Students learned how to create music-related applications on iPads and iPhones in the Digital Arts Initiative class Music 398 “iOS Programming in Music,” taught by Associate Professor of Music Education Brian Moore this spring.
“This is the fourth time I’ve taught it,” Moore said. “It’s part of a National Science Foundation project to combine computational and creative thinking in similar courses. This was an attempt to do a music-based coding course.”
The Apple mobile operating system works well for that.
“One of the ideas is to ask students to work in the logical part of their brain, thinking-wise, but also then the creative part,” he said. “The iOS development is a great platform to do that because it’s so visually engaging.”
The course assumes students come in with no computer programming background or ability.
“The premise of it is you are learning how to write apps for either the iPhone or the iPad, and all of the apps have some kind of musical component to it,” Moore said. “So I also make the requirement that anything they design, from a graphic design standpoint, they have to create themselves, so they can’t go to the internet and grab material off of there. And all of the music that they use in their apps, they have to compose.”
Some of the assignments included creating five sounds that students could turn into an instrument; writing 30 seconds of original music that could be used either as the main piece in an app or background music; on the design side, they had to create a fake app and the buttons or widgets that could be used in an app; a “Hello, World!” app to learn basic programming; an About Me app; as well as a series of Lab apps to help learn certain concepts and processes.
“They had to write an app that would simply play a given audio file, and then they had to write another app that could play two audio files at the same time, as well as one that would display web content or a pdf document,” he said.
Finally, they had two larger projects. The first assignment was to create an app that would turn their device into a musical instrument.
“We had a very wide range of ideas. In the same way there are text fonts, there are actually sound fonts out there, so one student wrote an app to create an air horn. Somebody else wrote one that was a cat scale. They had pictures of cats, and as you touch the cat, you heard a different note on the scale. Part of it was just having fun and being able to do creative work,” Moore said.
The final project involved either extending their musical instrument project, or creating another app from scratch.
“I’d say half the class was music majors, and the other half weren’t, but they were all music technology minors,” Moore said. “So it was really interesting to see what the different apps were.”
One student created a violin app to teach kids how to finger the violin.
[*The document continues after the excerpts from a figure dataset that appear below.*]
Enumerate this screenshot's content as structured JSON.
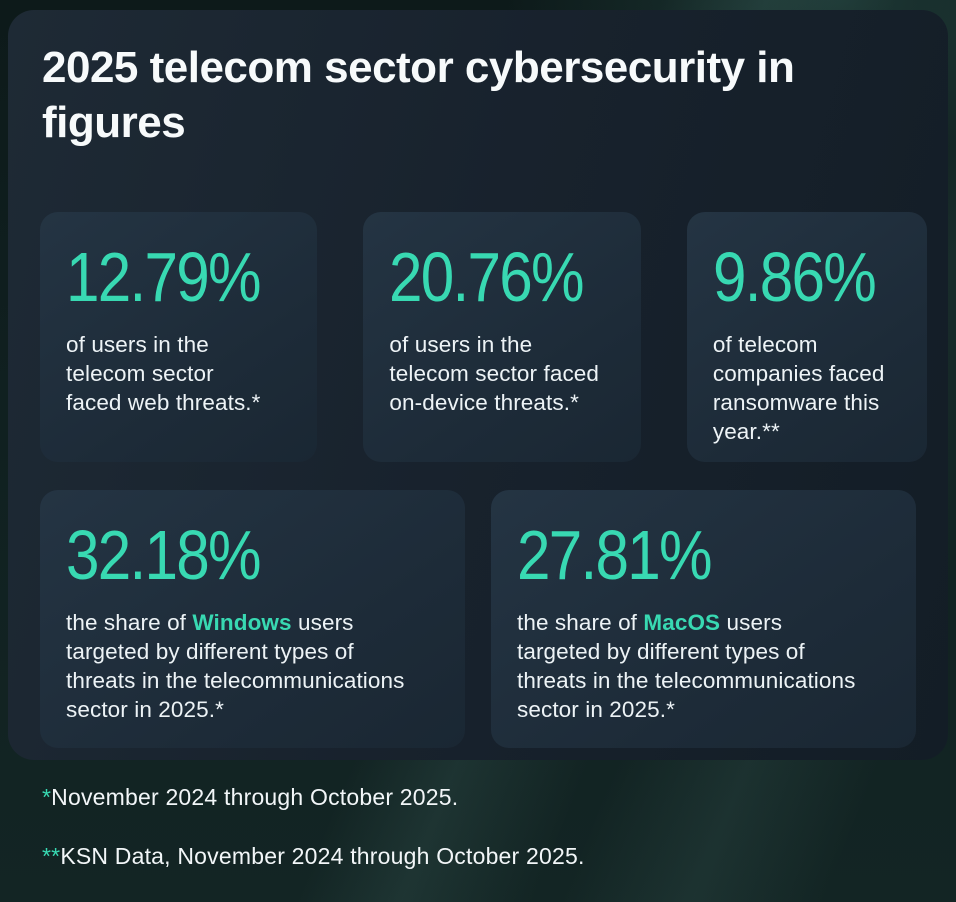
{
  "accent_color": "#38d9b2",
  "title": {
    "lines": [
      "2025 telecom sector cybersecurity in",
      "figures"
    ]
  },
  "cards": [
    {
      "value": "12.79%",
      "lines": [
        {
          "pre": "of users in the",
          "hl": "",
          "post": ""
        },
        {
          "pre": "telecom sector",
          "hl": "",
          "post": ""
        },
        {
          "pre": "faced web threats.*",
          "hl": "",
          "post": ""
        }
      ]
    },
    {
      "value": "20.76%",
      "lines": [
        {
          "pre": "of users in the",
          "hl": "",
          "post": ""
        },
        {
          "pre": "telecom sector faced",
          "hl": "",
          "post": ""
        },
        {
          "pre": "on-device threats.*",
          "hl": "",
          "post": ""
        }
      ]
    },
    {
      "value": "9.86%",
      "lines": [
        {
          "pre": "of telecom",
          "hl": "",
          "post": ""
        },
        {
          "pre": "companies faced",
          "hl": "",
          "post": ""
        },
        {
          "pre": "ransomware this",
          "hl": "",
          "post": ""
        },
        {
          "pre": "year.**",
          "hl": "",
          "post": ""
        }
      ]
    },
    {
      "value": "32.18%",
      "lines": [
        {
          "pre": "the share of ",
          "hl": "Windows",
          "post": " users"
        },
        {
          "pre": "targeted by different types of",
          "hl": "",
          "post": ""
        },
        {
          "pre": "threats in the telecommunications",
          "hl": "",
          "post": ""
        },
        {
          "pre": "sector in 2025.*",
          "hl": "",
          "post": ""
        }
      ]
    },
    {
      "value": "27.81%",
      "lines": [
        {
          "pre": "the share of ",
          "hl": "MacOS",
          "post": " users"
        },
        {
          "pre": "targeted by different types of",
          "hl": "",
          "post": ""
        },
        {
          "pre": "threats in the telecommunications",
          "hl": "",
          "post": ""
        },
        {
          "pre": "sector in 2025.*",
          "hl": "",
          "post": ""
        }
      ]
    }
  ],
  "footnotes": [
    {
      "marker": "*",
      "text": "November 2024 through October 2025."
    },
    {
      "marker": "**",
      "text": "KSN Data, November 2024 through October 2025."
    }
  ]
}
The student who created the air horn added wind chimes and a thumb drone for their final app.
“One music education student wrote an app for little kids called ‘Play Along,’” Moore said. “This is a working keyboard, so you can tap the notes. It helps kids learn the piano notes because she put shapes on the keyboard to help them learn. She could use that in her teaching.”
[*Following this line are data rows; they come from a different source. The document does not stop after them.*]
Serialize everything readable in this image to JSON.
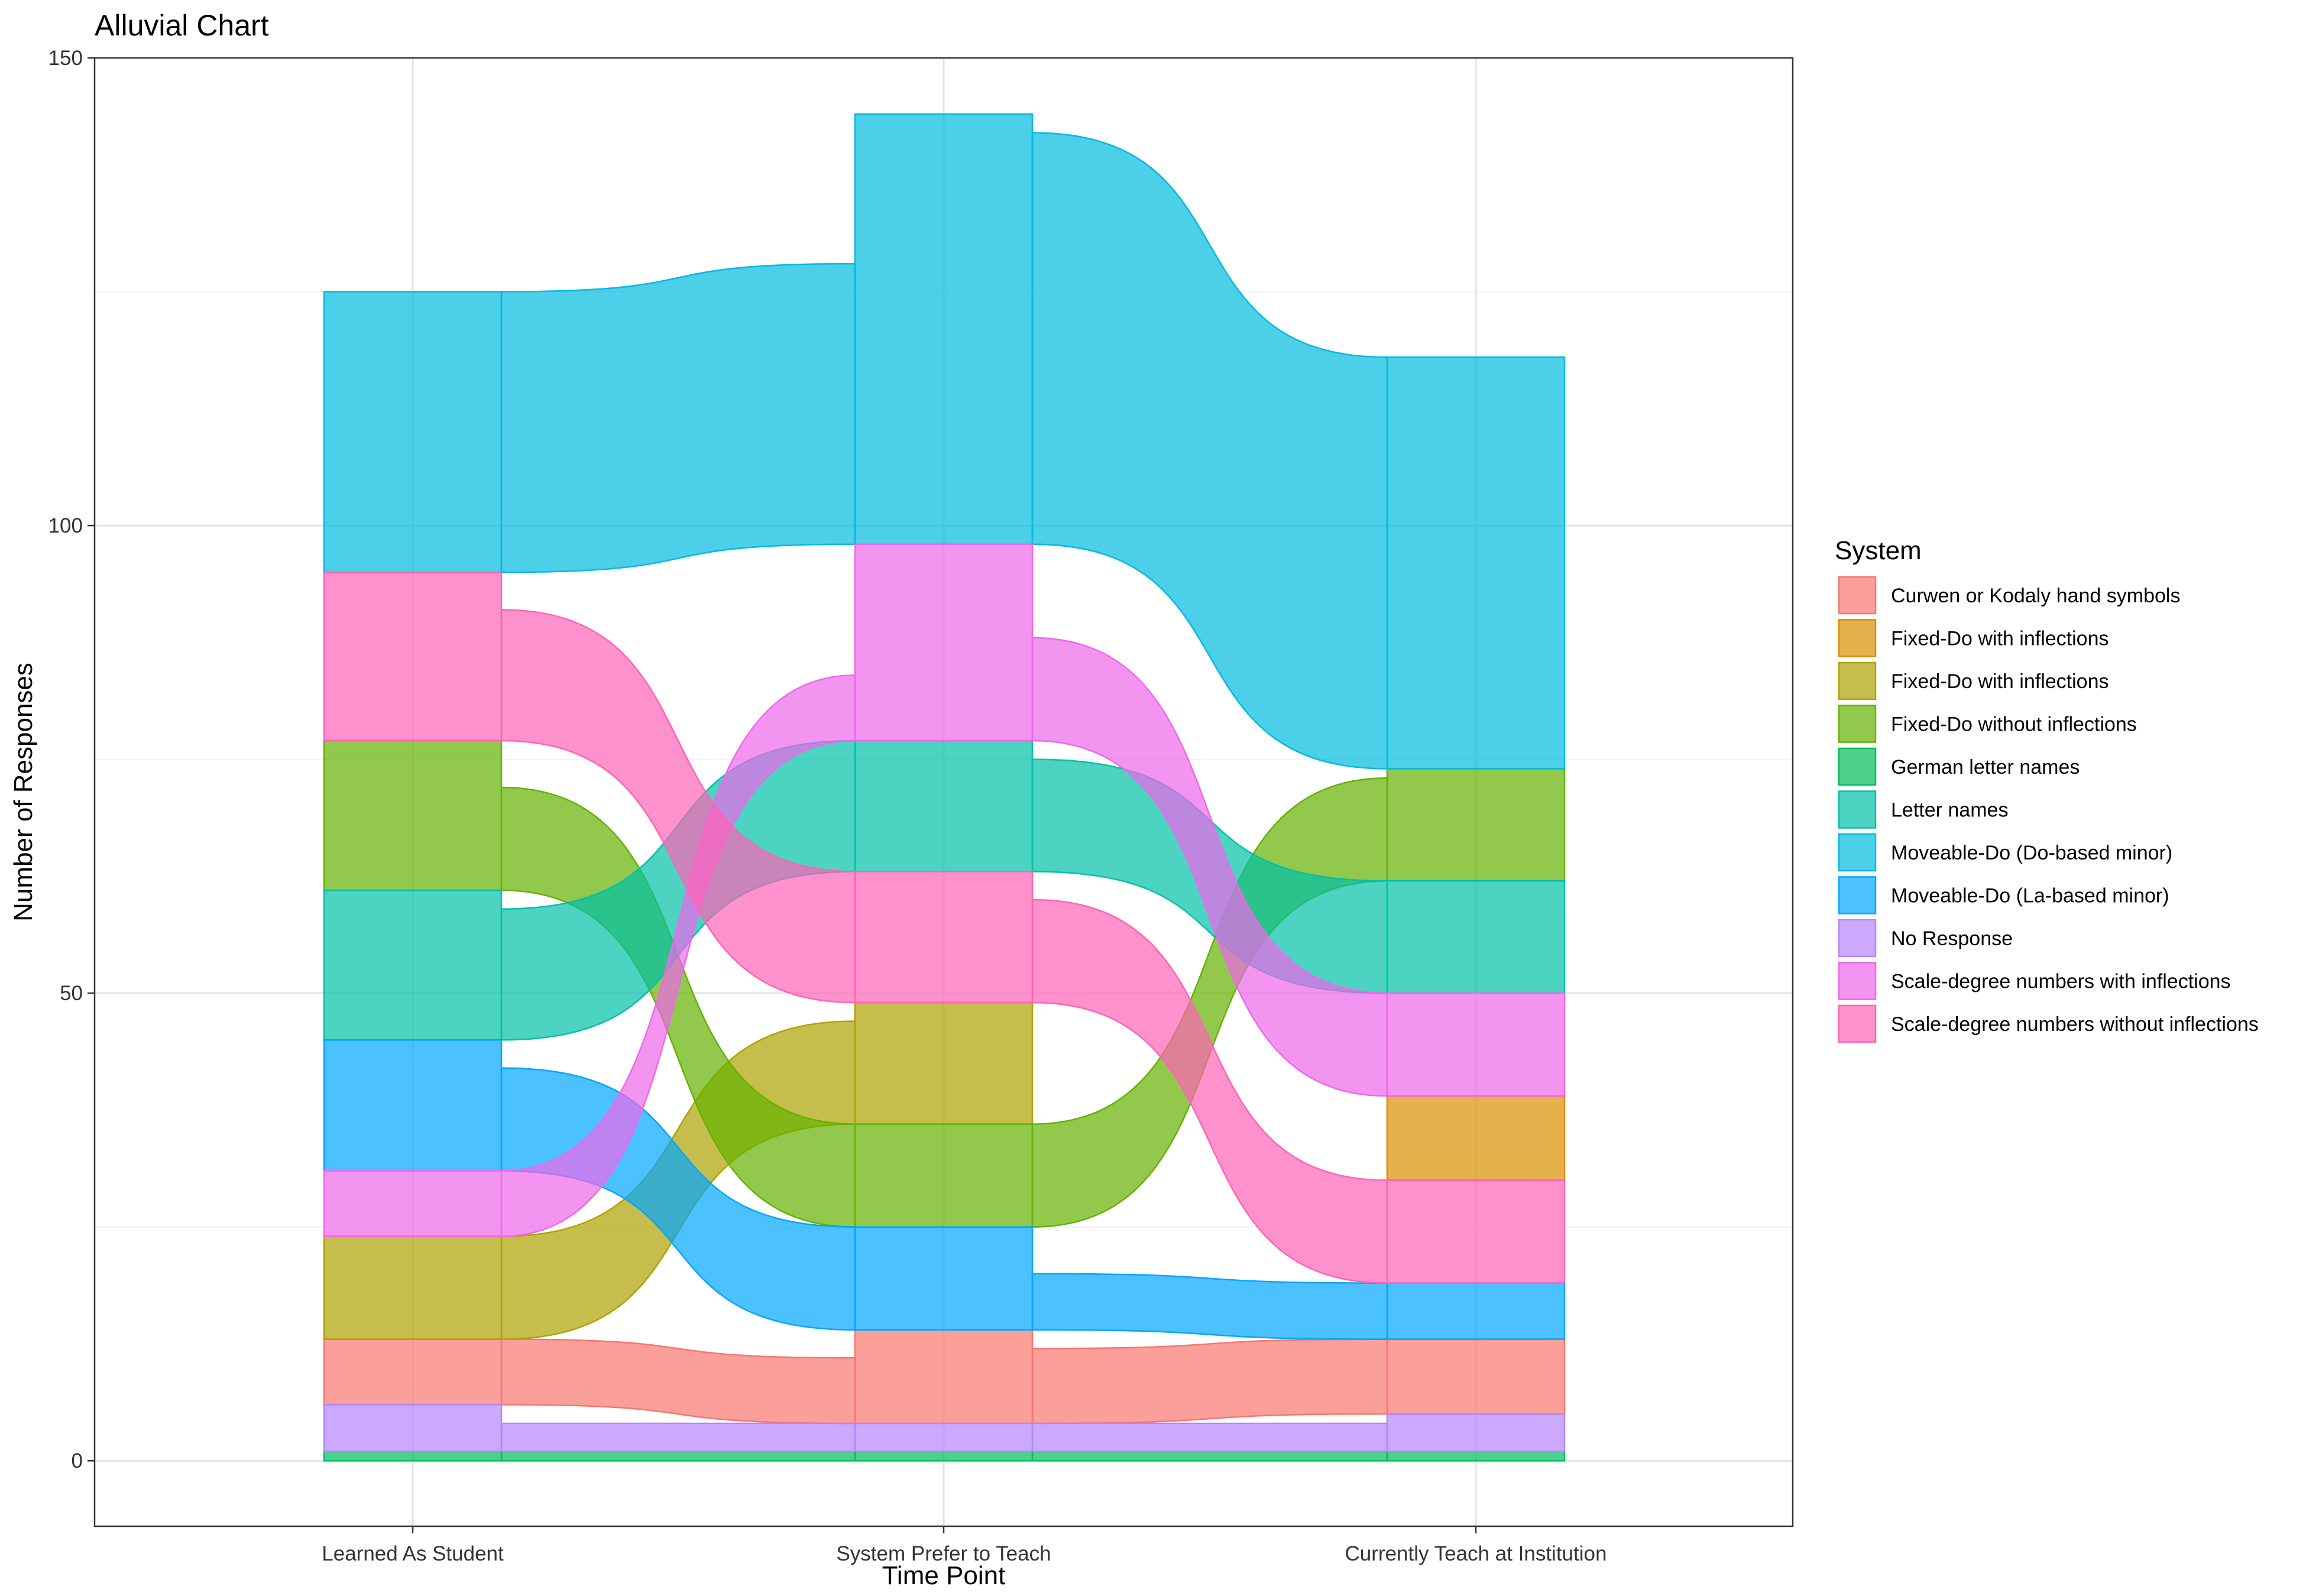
{
  "chart_data": {
    "type": "alluvial",
    "title": "Alluvial Chart",
    "xlabel": "Time Point",
    "ylabel": "Number of Responses",
    "ylim": [
      -7,
      150
    ],
    "yticks": [
      0,
      50,
      100,
      150
    ],
    "grid": true,
    "legend_position": "right",
    "legend_title": "System",
    "categories": [
      "Learned As Student",
      "System Prefer to Teach",
      "Currently Teach at Institution"
    ],
    "series": [
      {
        "name": "Curwen or Kodaly hand symbols",
        "color": "#F8766D",
        "stratum_order": [
          2,
          1,
          2
        ],
        "values": [
          7,
          10,
          8
        ]
      },
      {
        "name": "Fixed-Do with inflections",
        "color": "#DB8E00",
        "stratum_order": [
          null,
          null,
          7
        ],
        "values": [
          null,
          null,
          9
        ]
      },
      {
        "name": "Fixed-Do with inflections",
        "color": "#AEA200",
        "stratum_order": [
          3,
          4,
          null
        ],
        "values": [
          11,
          13,
          null
        ]
      },
      {
        "name": "Fixed-Do without inflections",
        "color": "#64B200",
        "stratum_order": [
          7,
          3,
          10
        ],
        "values": [
          16,
          11,
          12
        ]
      },
      {
        "name": "German letter names",
        "color": "#00BD5C",
        "stratum_order": [
          0,
          0,
          0
        ],
        "values": [
          1,
          1,
          1
        ]
      },
      {
        "name": "Letter names",
        "color": "#00C1A7",
        "stratum_order": [
          6,
          6,
          9
        ],
        "values": [
          16,
          14,
          12
        ]
      },
      {
        "name": "Moveable-Do (Do-based minor)",
        "color": "#00BADE",
        "stratum_order": [
          9,
          8,
          11
        ],
        "values": [
          30,
          46,
          44
        ]
      },
      {
        "name": "Moveable-Do (La-based minor)",
        "color": "#00A6FF",
        "stratum_order": [
          5,
          2,
          4
        ],
        "values": [
          14,
          11,
          6
        ]
      },
      {
        "name": "No Response",
        "color": "#B385FF",
        "stratum_order": [
          1,
          0,
          1
        ],
        "values": [
          5,
          3,
          4
        ]
      },
      {
        "name": "Scale-degree numbers with inflections",
        "color": "#EF67EB",
        "stratum_order": [
          4,
          7,
          8
        ],
        "values": [
          7,
          21,
          11
        ]
      },
      {
        "name": "Scale-degree numbers without inflections",
        "color": "#FF63B6",
        "stratum_order": [
          8,
          5,
          6
        ],
        "values": [
          18,
          14,
          11
        ]
      }
    ],
    "flows": [
      {
        "series": 0,
        "from": 0,
        "to": 1,
        "value": 7
      },
      {
        "series": 0,
        "from": 1,
        "to": 2,
        "value": 8
      },
      {
        "series": 2,
        "from": 0,
        "to": 1,
        "value": 11
      },
      {
        "series": 3,
        "from": 0,
        "to": 1,
        "value": 11
      },
      {
        "series": 3,
        "from": 1,
        "to": 2,
        "value": 11
      },
      {
        "series": 4,
        "from": 0,
        "to": 1,
        "value": 1
      },
      {
        "series": 4,
        "from": 1,
        "to": 2,
        "value": 1
      },
      {
        "series": 5,
        "from": 0,
        "to": 1,
        "value": 14
      },
      {
        "series": 5,
        "from": 1,
        "to": 2,
        "value": 12
      },
      {
        "series": 6,
        "from": 0,
        "to": 1,
        "value": 30
      },
      {
        "series": 6,
        "from": 1,
        "to": 2,
        "value": 44
      },
      {
        "series": 7,
        "from": 0,
        "to": 1,
        "value": 11
      },
      {
        "series": 7,
        "from": 1,
        "to": 2,
        "value": 6
      },
      {
        "series": 8,
        "from": 0,
        "to": 1,
        "value": 3
      },
      {
        "series": 8,
        "from": 1,
        "to": 2,
        "value": 3
      },
      {
        "series": 9,
        "from": 0,
        "to": 1,
        "value": 7
      },
      {
        "series": 9,
        "from": 1,
        "to": 2,
        "value": 11
      },
      {
        "series": 10,
        "from": 0,
        "to": 1,
        "value": 14
      },
      {
        "series": 10,
        "from": 1,
        "to": 2,
        "value": 11
      }
    ]
  }
}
Eric Hitt, a BM senior from Chippewa Falls, Wisconsin, created “Pitchtronome.”
“As a bass player, I practice with a metronome and a drone pitch for intonation,” Hitt said. “I thought it would be helpful to have an app that has pitched beeps without a constant drone, so I’m less reliant on the drone. It was very fun and challenging to work with Dr. Moore, and I’m very pleased with the end result. Now I can pull my phone out of my pocket and show people my app.”
He was glad he took the course.
“I think the class is state-of-the art,” he said. “Before I knew very little about programming, but I always thought Apple technology was cool. Now I know how to build apps for my own phone.”
Moore said when he talks to students afterwards, they tell him it was hard at first, but once they get the hang of it, it makes sense.
“I think some of them really have a knack for it,” he said. “So how do we push this forward, along with the whole creative coding. We’re going to see more of that, not less of it in the future. I’d like to keep teaching the course. I think there’s enough interest to keep it going.”
Hitt said, “I’ve gained programming knowledge, specifically how it can be useful in a music career. This class was very beneficial to me because I now have skills to design apps and compete in the 21st century music industry.”
Moore hopes students also learn how to solve problems more easily.
“I hope they can take problems and break them down and to think logically,” he said. “Also that problem solving where ‘Okay, something is wrong, if I do this and it works, then it can’t be that. Now I go onto this.’ That thinking is not intuitive for a lot of people. Musicians, a lot of times, are good at that. If they’re practicing something, and it’s not going well, they can figure out how to break that down and do things to it.”
He also thinks it’s a good creative outlet.
“I hope it’s another venue for being creative,” he said. “We need more people that can do that sort of thing.”